His smile morphed into a grimace.
Renée laughed.
“If that’s true, then you just had one hell of an incestuous, lesbian moment with your sister. Your fruity Mentos taste is still on my tongue.”
“Funny,” she remarked.
Chris stood, closing the distance between them. Feeling disadvantaged, Renée untucked her sweatshirt from around her legs and stood. She dusted off her butt. They stared into one another’s eyes. She felt as if Chris saw into her soul. Read her secret thoughts.
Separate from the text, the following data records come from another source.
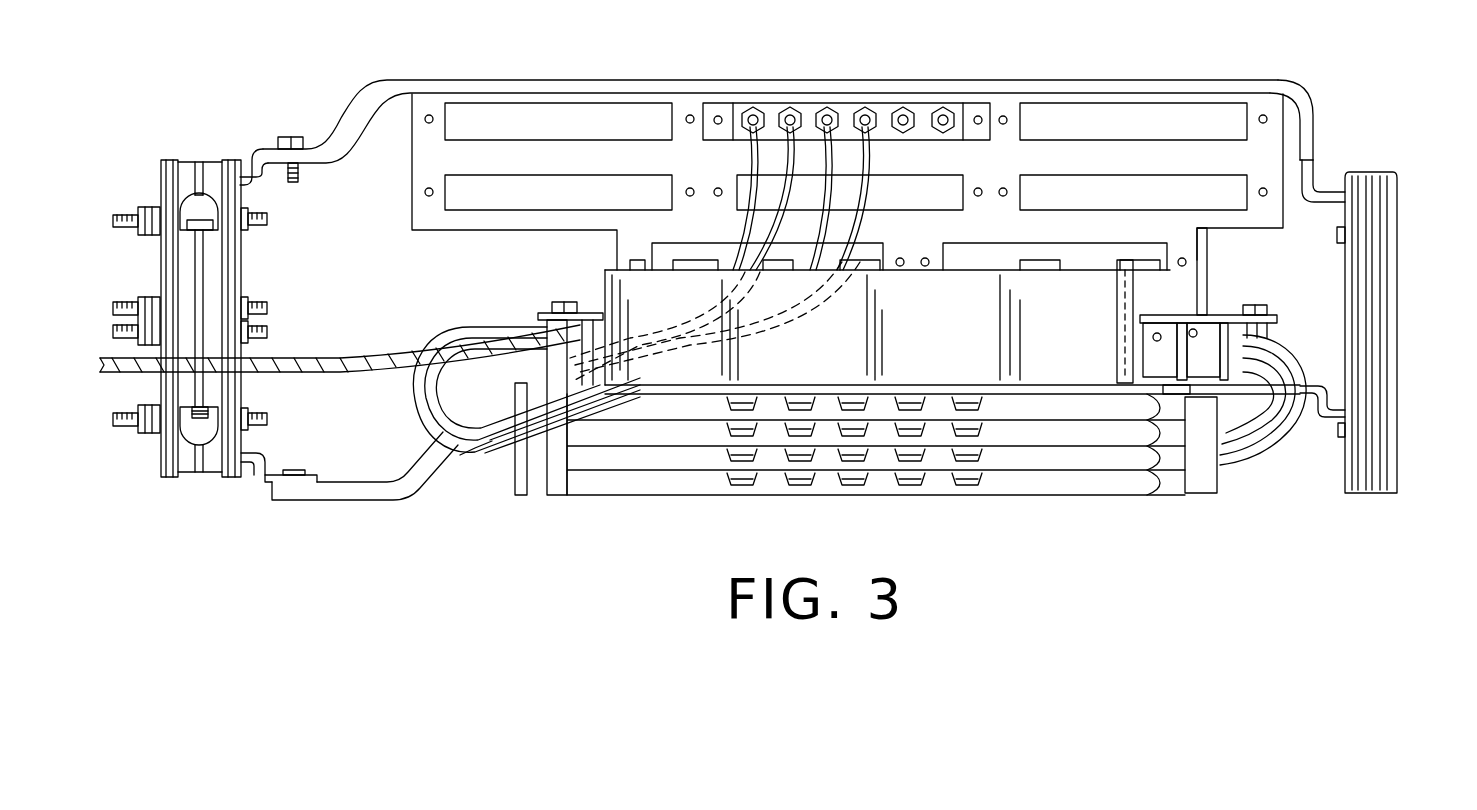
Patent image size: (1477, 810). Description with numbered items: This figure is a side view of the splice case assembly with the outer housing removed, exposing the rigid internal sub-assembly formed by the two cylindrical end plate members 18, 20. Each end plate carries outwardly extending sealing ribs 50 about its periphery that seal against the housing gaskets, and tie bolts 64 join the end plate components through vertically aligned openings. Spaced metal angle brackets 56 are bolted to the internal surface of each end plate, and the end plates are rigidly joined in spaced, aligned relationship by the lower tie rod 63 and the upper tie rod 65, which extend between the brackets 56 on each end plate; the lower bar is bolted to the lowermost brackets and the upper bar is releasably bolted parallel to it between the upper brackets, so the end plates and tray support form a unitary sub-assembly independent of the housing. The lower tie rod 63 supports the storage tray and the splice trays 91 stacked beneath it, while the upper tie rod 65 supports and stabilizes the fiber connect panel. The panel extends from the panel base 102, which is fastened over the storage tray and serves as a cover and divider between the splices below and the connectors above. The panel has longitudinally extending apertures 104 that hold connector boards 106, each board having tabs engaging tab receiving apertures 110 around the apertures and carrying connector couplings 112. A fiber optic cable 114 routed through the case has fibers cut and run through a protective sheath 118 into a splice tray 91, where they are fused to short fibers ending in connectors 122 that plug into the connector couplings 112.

The cylindrical end plate member 18 is at (157, 440).
The cylindrical end plate member 20 is at (1405, 224).
The sealing ribs 50 is at (227, 477).
The metal angle brackets 56 is at (258, 160).
The lower tie rod 63 is at (325, 490).
The tie bolts 64 is at (193, 213).
The upper tie rod 65 is at (352, 97).
The splice trays 91 is at (665, 478).
The panel base 102 is at (1222, 315).
The apertures 104 is at (1090, 197).
The connector board 106 is at (845, 110).
The tab receiving aperture 110 is at (432, 113).
The connector couplings 112 is at (945, 113).
The fiber optic cable 114 is at (412, 345).
The protective sheath 118 is at (737, 183).
The connector 122 is at (787, 110).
“I don’t want you to think of me as a sister,” he said, voice lower, resonant, “and I don’t want you to think of me as a brother or a friend.” He slipped an arm around her waist. Yanked her body flush against his. “I just want you to think of me… ’cuz I think about you. A lot.”
If the bulge pressed into her stomach indicated anything, Renée knew his mind well. She took one giant step back, out of his reach. He let her go, which disappointed her. She’d been cold before but felt on fire now. Chris and his mild southern drawl did unacceptable things to her. Made her want to believe the empty words of a player. Yuck!
She stared at nowhere in particular above his head, avoiding eye contact. “Chris, I know right now you think you want me, but I don’t think you know what you want. I’m not one of your groupies or conquests. I’m your best friend’s sister. Other than that, you don’t know me. And even if you did, whatever you want... you wouldn’t want it from me.”